Un combattant de la Force de résistance patriotique de l'Ituri (FRPI) debout à côté d’un véhicule de la Monusco, près de Tchei, Ituri, 28 juillet 2006.

Une journaliste française a été entendue jeudi comme témoin au procès des auteurs présumés du meurtre dans le sud-est de la République démocratique du Congo de deux experts des Nations unies, en mars 2017, en marge du conflit dans la région du Kasaï.

Correspondante en RDC pour Radio France internationale (RFI), Sonia Rolley a évoqué la thèse de la "préméditation" et de la complicité des agents des forces de sécurité lors de son audition devant la justice militaire à Kananga, chef-lieu d'une des provinces du Kasaï.

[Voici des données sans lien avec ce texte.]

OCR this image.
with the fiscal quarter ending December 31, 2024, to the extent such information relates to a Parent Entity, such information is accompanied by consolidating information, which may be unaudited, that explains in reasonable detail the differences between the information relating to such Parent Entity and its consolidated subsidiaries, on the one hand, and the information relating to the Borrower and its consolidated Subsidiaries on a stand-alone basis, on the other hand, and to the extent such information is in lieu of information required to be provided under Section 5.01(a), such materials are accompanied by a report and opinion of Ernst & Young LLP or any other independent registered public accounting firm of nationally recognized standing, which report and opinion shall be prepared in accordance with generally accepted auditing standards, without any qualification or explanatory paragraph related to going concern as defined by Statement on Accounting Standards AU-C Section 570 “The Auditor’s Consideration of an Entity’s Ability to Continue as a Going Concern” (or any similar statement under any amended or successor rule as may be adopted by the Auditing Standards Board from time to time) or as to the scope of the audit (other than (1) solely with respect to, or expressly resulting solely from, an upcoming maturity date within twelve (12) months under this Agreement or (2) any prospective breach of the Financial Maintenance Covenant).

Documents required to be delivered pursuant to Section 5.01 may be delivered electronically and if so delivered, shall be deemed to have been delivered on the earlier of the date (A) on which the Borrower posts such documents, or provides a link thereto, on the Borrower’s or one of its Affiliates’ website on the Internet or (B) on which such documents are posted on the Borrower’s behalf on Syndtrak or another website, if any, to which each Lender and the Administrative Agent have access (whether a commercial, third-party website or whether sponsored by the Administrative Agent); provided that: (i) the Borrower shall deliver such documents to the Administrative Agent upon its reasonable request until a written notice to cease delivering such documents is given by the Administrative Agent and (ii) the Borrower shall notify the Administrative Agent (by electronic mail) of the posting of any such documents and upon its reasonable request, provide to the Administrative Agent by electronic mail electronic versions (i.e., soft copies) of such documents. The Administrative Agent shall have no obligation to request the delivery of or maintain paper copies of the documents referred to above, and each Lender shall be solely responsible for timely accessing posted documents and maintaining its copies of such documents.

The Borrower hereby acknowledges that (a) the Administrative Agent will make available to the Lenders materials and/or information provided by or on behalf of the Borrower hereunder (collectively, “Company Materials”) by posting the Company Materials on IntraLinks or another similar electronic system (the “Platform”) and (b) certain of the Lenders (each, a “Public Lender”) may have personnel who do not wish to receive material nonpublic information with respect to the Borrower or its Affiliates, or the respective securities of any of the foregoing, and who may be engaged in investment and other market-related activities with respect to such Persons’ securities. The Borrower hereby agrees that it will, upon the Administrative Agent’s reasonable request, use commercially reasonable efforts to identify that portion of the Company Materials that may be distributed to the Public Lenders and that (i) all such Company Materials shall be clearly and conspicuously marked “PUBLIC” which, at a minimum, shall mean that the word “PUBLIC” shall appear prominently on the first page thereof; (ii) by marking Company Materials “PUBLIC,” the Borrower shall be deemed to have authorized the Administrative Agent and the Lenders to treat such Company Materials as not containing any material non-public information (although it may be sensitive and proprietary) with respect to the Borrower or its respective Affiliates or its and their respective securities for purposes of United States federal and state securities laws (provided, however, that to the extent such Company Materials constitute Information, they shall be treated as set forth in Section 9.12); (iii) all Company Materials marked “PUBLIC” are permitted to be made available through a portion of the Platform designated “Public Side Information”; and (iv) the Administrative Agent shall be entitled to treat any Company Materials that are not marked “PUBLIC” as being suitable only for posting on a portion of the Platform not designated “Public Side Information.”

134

Une trentaine de personnes sont accusées du meurtre des deux jeunes experts des Nations unies, l'Américain Michael Sharp et la Suédoise d'origine chilienne Zaida Catalan, le 12 mars 2017.

Selon la version officielle des autorités de l'époque, ils ont été tués par des miliciens de la secte Kamuina Nsapu, alors en guerre contre l'armée régulière. Le conflit a fait 3.400 morts et des dizaines de milliers de déplacés entre septembre 2016 et mi-2017.

Sonia Rolley a indiqué avoir rencontré les deux experts par deux fois à Kananga en 2017 au plus fort de l'insurrection des miliciens du chef coutumier Kamuina Nsapu, tué par les forces de sécurité en août 2016.

"Ils m'ont expliqué qu'ils étaient au Kasaï avec le mandat du Conseil de sécurité de l'ONU afin d'enquêter sur la situation des enfants dans les groupes armés, l'approvisionnement en armes de la milice, leurs soutiens au niveau de l'échiquier politique et administratif tant provincial que national et enfin les fosses communes", a déclaré la journaliste.

"Je pense qu'il y a eu préméditation" dans le meurtre des deux experts, a-t-elle ajouté, reprenant des éléments d'une de ses enquêtes de décembre 2017 sur la duplicité des autorités.

"L'interprète des experts disposait d'une carte de l'Agence nationale des renseignements", a-t-elle indiqué.